Wednesday 2 August 2017

The Birdman



It never started out as a plan, or even as a dream. It was simply an idea. Perhaps that’s where all dreams start.

He had kept birds since he was knee-high to a pelican’s leg; and all his life he had understood them and they, him.  It was probably a love affair, if that isn’t being too weird. Like most of humanity, he wasn’t the greatest of souls, or even the worst. He just did what was required.

We all land on this life with handicaps of one sort or another, some of us throw the dice right away, and others wait a lifetime to throw a six. Some never even get to start the game. It is always in someone else’s hands – or so it seems.

The one thing he couldn’t understand was bullying. Not that he was comfortable with wars either. But there was nothing to be gained by bullying a child, or an adult, or a teacher, or doctor or whomever; it probably just made the bully feel better – but at what a cost? It was all too expensive and tragic.

His brother had taken his own life when he was only 9 years of age – he had been a boy who had never been able to speak properly since he had been hit by a car. This had caused the great and the good in his brother’s class at school, to make their miserable little lives seem better by picking on a kid with a speech impediment. Bullies were, and are, cowards.  That has been true since the start of time.

When he got his first bird, he named it Jethro, after his little brother who had flown off to be in a better place. The boy always watched out for the weak, who were picked on by the big brave bullies. He would intervene when he could, and sometimes folks would ask him to help on their behalf.  It isn’t hard to punish a bully, for they are without doubt the lowest form of life. That was what he thought anyway.
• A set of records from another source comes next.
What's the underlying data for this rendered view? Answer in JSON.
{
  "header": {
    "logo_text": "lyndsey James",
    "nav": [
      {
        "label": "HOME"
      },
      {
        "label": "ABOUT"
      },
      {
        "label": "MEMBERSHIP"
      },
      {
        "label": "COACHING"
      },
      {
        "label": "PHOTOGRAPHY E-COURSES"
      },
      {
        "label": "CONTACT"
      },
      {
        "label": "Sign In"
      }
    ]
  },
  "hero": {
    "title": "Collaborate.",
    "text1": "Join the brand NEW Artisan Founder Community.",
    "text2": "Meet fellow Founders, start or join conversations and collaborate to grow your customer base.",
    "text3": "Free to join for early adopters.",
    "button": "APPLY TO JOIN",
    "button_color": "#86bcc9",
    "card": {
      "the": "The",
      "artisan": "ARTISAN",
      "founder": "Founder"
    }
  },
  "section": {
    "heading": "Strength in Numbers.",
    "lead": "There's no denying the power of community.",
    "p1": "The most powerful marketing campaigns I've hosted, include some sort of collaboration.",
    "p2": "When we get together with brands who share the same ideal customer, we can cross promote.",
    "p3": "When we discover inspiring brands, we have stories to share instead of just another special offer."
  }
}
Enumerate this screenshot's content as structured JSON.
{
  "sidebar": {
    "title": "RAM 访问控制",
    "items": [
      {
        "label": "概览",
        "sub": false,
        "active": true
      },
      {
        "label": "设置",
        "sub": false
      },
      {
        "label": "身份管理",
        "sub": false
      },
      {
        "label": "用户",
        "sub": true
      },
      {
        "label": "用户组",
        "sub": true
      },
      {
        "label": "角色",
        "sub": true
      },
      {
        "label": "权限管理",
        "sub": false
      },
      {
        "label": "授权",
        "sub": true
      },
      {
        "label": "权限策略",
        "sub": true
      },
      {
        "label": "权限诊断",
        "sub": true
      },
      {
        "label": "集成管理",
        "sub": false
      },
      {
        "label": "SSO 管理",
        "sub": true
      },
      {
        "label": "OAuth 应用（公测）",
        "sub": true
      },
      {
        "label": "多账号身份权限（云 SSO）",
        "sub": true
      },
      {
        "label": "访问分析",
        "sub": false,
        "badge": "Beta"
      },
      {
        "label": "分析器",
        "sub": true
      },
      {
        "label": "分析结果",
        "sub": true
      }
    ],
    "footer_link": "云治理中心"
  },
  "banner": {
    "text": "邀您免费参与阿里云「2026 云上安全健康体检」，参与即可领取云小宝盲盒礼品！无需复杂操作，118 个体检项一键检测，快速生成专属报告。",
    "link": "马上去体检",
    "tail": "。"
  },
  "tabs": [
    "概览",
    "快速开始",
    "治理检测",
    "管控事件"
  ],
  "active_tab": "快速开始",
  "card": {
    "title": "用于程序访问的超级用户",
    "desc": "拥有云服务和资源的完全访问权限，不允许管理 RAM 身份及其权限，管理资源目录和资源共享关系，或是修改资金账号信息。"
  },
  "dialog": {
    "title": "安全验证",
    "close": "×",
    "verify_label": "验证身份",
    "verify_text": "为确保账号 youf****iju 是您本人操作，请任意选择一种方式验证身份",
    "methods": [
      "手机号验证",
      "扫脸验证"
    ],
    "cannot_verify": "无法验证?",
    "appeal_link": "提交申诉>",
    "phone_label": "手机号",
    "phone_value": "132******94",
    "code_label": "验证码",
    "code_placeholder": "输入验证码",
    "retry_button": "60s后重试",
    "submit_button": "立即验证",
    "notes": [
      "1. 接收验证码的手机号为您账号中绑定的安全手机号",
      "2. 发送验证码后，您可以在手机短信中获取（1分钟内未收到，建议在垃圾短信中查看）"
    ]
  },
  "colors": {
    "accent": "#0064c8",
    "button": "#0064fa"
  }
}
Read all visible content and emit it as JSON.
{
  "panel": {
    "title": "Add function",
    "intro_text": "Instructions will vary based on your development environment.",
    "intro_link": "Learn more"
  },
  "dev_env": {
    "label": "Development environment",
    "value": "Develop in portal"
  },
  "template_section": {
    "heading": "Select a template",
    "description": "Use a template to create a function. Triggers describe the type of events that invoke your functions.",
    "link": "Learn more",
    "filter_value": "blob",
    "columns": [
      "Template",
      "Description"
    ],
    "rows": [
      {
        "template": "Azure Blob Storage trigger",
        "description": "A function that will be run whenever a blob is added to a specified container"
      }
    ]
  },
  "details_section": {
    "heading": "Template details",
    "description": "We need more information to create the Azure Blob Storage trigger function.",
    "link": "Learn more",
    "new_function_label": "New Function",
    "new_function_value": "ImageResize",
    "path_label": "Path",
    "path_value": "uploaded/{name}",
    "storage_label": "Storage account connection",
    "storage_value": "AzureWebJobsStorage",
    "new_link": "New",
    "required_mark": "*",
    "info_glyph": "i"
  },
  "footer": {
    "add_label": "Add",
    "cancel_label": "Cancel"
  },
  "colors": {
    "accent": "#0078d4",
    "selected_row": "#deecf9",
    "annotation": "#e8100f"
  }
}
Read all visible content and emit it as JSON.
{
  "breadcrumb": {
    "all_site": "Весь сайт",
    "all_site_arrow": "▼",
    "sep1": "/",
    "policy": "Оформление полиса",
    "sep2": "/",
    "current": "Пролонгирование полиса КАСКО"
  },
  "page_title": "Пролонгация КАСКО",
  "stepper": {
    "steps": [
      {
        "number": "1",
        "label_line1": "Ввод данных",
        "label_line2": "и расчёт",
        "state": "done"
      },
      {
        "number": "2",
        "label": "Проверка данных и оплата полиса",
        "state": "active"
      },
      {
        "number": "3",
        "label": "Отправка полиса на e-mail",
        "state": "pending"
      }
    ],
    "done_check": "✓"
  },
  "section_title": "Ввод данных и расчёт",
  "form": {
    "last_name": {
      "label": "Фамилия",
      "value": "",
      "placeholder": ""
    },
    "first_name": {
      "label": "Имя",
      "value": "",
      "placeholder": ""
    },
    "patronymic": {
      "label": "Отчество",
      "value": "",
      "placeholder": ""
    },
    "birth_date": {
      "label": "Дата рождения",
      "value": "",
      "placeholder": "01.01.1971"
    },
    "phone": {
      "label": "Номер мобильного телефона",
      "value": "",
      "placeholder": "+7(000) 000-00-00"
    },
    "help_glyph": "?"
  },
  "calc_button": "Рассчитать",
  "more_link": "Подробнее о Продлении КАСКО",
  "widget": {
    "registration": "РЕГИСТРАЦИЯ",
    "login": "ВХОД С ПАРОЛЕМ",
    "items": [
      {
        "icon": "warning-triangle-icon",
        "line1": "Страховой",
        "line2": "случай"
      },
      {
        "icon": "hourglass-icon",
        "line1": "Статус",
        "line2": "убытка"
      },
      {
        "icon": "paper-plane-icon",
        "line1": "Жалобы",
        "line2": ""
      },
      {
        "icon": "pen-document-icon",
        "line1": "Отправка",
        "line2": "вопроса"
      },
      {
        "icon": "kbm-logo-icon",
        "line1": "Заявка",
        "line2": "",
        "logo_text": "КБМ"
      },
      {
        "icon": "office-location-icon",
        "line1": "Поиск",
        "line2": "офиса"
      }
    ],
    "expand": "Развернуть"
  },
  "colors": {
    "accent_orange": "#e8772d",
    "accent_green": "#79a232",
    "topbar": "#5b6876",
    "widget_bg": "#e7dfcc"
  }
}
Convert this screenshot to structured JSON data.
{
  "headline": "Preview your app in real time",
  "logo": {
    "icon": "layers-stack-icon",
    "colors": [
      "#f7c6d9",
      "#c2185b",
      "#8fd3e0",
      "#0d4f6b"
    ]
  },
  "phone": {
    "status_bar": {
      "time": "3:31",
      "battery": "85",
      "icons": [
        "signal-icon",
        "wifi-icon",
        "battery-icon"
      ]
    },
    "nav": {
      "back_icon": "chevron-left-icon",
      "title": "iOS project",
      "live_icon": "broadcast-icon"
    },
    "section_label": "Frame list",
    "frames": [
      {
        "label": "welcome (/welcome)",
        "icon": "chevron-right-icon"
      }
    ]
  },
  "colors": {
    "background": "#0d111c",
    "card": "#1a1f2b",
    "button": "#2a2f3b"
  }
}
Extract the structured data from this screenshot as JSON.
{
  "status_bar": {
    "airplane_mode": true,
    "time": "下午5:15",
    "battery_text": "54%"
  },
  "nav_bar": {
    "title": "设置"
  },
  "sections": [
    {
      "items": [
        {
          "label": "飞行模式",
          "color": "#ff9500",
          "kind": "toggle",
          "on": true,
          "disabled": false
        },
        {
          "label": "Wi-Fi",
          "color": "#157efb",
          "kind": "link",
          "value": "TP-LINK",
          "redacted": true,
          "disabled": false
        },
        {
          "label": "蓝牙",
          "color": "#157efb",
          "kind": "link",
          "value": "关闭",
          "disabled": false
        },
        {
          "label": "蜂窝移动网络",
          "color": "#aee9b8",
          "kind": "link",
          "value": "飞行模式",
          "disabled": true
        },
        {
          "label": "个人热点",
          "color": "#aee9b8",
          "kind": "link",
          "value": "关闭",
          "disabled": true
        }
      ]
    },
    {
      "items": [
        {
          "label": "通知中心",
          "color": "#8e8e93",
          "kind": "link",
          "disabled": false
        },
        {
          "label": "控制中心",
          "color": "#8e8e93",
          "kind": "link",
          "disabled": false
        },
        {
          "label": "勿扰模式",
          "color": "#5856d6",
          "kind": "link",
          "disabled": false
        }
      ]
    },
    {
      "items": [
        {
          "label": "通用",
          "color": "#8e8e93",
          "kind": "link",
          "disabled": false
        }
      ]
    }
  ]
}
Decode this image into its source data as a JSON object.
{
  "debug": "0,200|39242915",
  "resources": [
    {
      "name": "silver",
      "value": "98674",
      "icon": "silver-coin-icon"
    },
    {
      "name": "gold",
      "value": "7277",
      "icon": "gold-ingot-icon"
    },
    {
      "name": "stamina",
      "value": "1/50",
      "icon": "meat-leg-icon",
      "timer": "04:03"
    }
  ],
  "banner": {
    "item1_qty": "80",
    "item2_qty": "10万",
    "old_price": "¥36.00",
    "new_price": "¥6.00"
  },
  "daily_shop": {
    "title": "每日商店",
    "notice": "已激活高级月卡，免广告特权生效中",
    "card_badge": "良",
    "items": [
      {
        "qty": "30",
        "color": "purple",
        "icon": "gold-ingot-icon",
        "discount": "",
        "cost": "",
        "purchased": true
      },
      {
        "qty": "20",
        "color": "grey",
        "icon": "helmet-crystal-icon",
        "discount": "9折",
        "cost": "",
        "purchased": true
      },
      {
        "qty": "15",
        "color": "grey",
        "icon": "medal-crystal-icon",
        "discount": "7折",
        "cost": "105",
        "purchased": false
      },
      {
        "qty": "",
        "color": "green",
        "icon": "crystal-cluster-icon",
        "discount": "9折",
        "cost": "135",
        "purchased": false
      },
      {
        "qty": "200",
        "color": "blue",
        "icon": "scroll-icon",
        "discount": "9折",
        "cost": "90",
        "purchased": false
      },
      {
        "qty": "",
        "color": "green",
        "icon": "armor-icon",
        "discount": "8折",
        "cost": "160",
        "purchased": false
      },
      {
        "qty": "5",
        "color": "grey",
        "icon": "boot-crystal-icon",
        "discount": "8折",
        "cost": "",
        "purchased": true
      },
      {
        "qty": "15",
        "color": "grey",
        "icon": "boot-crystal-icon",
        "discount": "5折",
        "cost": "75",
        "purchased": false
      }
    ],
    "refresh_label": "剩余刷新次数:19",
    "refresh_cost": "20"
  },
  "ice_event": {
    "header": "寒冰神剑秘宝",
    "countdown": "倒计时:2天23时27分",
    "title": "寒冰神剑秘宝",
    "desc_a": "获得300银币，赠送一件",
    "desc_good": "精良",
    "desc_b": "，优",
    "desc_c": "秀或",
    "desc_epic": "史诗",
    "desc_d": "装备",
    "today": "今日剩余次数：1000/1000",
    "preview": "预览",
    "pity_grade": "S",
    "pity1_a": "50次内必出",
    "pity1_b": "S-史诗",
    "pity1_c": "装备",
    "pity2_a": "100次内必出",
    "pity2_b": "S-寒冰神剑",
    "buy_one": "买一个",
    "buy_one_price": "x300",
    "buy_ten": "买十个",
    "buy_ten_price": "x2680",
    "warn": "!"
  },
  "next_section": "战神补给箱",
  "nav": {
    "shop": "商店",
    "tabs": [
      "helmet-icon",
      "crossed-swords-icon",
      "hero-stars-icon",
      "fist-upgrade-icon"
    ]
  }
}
It soon became known that the boy who stopped bullying liked to keep birds, and each of the children (and adults) who he had helped started to bring him birds as a thank you.

A small cage became a larger one, and then it was soon the size of a room. Within a year he had built an aviary to keep the hundreds of birds that reflected all those people he had helped. Hundreds of souls thankful for a heart that stood up to bullies.

The trouble was, there was an endless supply of bullies and an even bigger number of victims. He spent so long on other peoples’ problems, that he forgot the golden rule, and that was to make sure he was okay himself.  He never once thought about himself.

The day his heart stopped, was the day he got his first and final rest. That was when it happened – all the birds, representing all the souls he had healed along the way, picked the man up (for he was no longer a boy) and flew him off to where he could have the big sleep.

Okay, there were still bullies around after he had gone, but more and more people began to find strength in what he had done, and they stood up for themselves, and each other against the cowards.

And as for our friend? Well he was flown to be with Jethro once more.